Los organismos pluricelulares van incrementando su nivel de complejidad tanto en su organización como en sus funciones, hasta llegar a la exorbitante complicación del cerebro humano: cien mil millones de neuronas, cada una de las cuales establece con sus vecinas diez mil conexiones. El inmenso tráfico de impulsos nerviosos que circulan sin cesar por este colosal entramado de fibras nerviosas, es capaz de generar funciones como el pensamiento, algo tan abstracto que lo percibimos como ajeno al soporte anatómico de nuestro cuerpo.

Mas, si el sistema nervioso se ocupa de las adaptaciones a corto plazo (cambio de postura, huida ante un peligro…), de las adaptaciones a largo plazo (crecimiento, maduración sexual…) se encargan las hormonas del sistema endocrino que viajan por sangre y llegan hasta los más recónditos intersticios de nuestro organismo.

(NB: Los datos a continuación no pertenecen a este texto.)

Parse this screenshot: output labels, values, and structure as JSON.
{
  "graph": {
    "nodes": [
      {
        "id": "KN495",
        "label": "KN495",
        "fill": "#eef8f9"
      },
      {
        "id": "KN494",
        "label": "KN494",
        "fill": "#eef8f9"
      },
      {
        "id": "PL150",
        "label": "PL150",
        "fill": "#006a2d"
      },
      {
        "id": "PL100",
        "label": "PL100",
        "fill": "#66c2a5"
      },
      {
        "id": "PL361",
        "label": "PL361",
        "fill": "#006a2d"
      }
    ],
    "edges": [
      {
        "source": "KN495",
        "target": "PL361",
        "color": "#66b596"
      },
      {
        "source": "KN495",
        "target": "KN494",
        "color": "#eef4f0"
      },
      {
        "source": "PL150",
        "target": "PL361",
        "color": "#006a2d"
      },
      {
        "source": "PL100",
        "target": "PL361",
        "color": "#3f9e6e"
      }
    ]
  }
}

Y la actuación conjunta y perfectamente coordinada de ambos sistemas, nervioso y endocrino, produce abstracciones tan elevadas y difusas como los sentimientos que, al igual que los pensamientos, percibimos como independientes de nuestro cuerpo, y tan desubicados que los poetas los imaginaron aposentados en el corazón con el mismo fundamento que los prosaicos les podrían haber buscado acomodo en el ombligo.

¿Es esta intrincada incardinación de pensamientos y sentimientos eso que llamamos alma? ¿Es su elevado nivel de abstracción, es decir, su percepción extracorpórea, lo que nos lleva a creer que, tras la muerte del cuerpo, el alma sigue teniendo existencia propia? Toda esta asombrosa complejidad organizativa ¿ha sido orquestada por un Dios o ha sido fruto del azar?… Lo ignoro. No tengo respuesta para ninguna de estas preguntas ni para las otras muchas que el tema suscita. Parafraseando a Descartes, pero en versión corregida y aumentada, yo cambiaría todo lo que sé por la milésima parte de lo que ignoro.

Lo que sí sabemos es que cuándo se para la máquina y quedamos convertidos en un mero amasijo de estructuras inertes, como el montón de chatarra del ejemplo inicial, desaparece cualquier indicio detectable de función orgánica. Y ¿el alma? El alma es una entelequia de la que cada cual puede pensar lo que mejor le acomode.

En definitiva, los datos, datos son, pero su interpretación es cuestión que compete a cada quien, a sus circunstancias y a su subjetividad porque, como dijo José Bergamín: Si yo fuera un objeto, sería objetivo; como soy un sujeto, soy subjetivo.